Essentially, many in the U.S, especially President James K. Polk, wanted to expand U.S. territory in the modern day southwest, and they were going to find whatever possible way to do so. However, it would look bad to just blatantly and unjustifiably strike another country. So, Polk decided that the U.S. would provoke Mexico into firing the first shot to make them seem like the aggressors. They sent troops into land that was still “disputed” after the Texas Revolution (where Texas was essentially stolen from the Mexican government), but which Mexico considered their own land. They tried setting up a military fort. Polk knew this was a move that would provoke the Mexican government. Some American troops were killed by the Mexican army, and Polk came to the Congress with the message that the U.S. had been attacked, and war was the only option.
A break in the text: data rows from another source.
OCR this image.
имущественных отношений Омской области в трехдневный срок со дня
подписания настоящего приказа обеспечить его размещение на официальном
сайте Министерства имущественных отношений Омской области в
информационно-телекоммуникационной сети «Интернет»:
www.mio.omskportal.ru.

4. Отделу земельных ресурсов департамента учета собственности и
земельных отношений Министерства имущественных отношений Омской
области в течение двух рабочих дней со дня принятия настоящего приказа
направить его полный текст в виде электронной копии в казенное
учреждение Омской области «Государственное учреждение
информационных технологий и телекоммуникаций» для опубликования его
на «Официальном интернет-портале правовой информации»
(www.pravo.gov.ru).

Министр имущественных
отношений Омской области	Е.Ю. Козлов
In reality, it was a war solely to spread land; the hope of many southerners was that it would give more land for the expansion of slavery. Though some resisted the war, especially in the North, in the end most of the country walked in step out of fear of not appearing patriotic and fought a greedy and unjustified fight for the lands which are now the southwestern United States.

Here is how one of the U.S. Colonel’s, Colonel Hitchcock, put it,

“ I have said from the first that the United States are the aggressors..We have not one particle of right to be here…It looks as if the government sent a small force on purpose to bring on a war, so as to have a pretext for taking California and as much of this country as it chooses.”

I think there is a deep relation between what happened with Mexico and what is happening with Iran. The U.S. has Iran surrounded on all sides, especially with the strong presence in Iraq and Afghanistan. They are putting sanctions on Iran and convincing other nations to do the same. U.S. politicians are making startling remarks about attacking Iran. We are spying on them and flying over their airspace. In short…we are provoking them. Many are hoping that Iran will attack some U.S. or Israeli vessel, thus giving justification for the war on the grounds of us “defending ourselves”.

To paint Iran as the aggressor is simply mind blowing, but when that day comes and war begins, I fear many will simply drink the Kool-Aid of the media and support a war, all the while willfully ignorant of the steps that led to the war. We look back on history and say how dishonest Polk was in his dealings with Mexico and with the American public. However, it seems we have not learned from our mistakes. We are heading to another unjustified war, where though we are the aggressors, we will be able to paint ourselves as the innocent victims.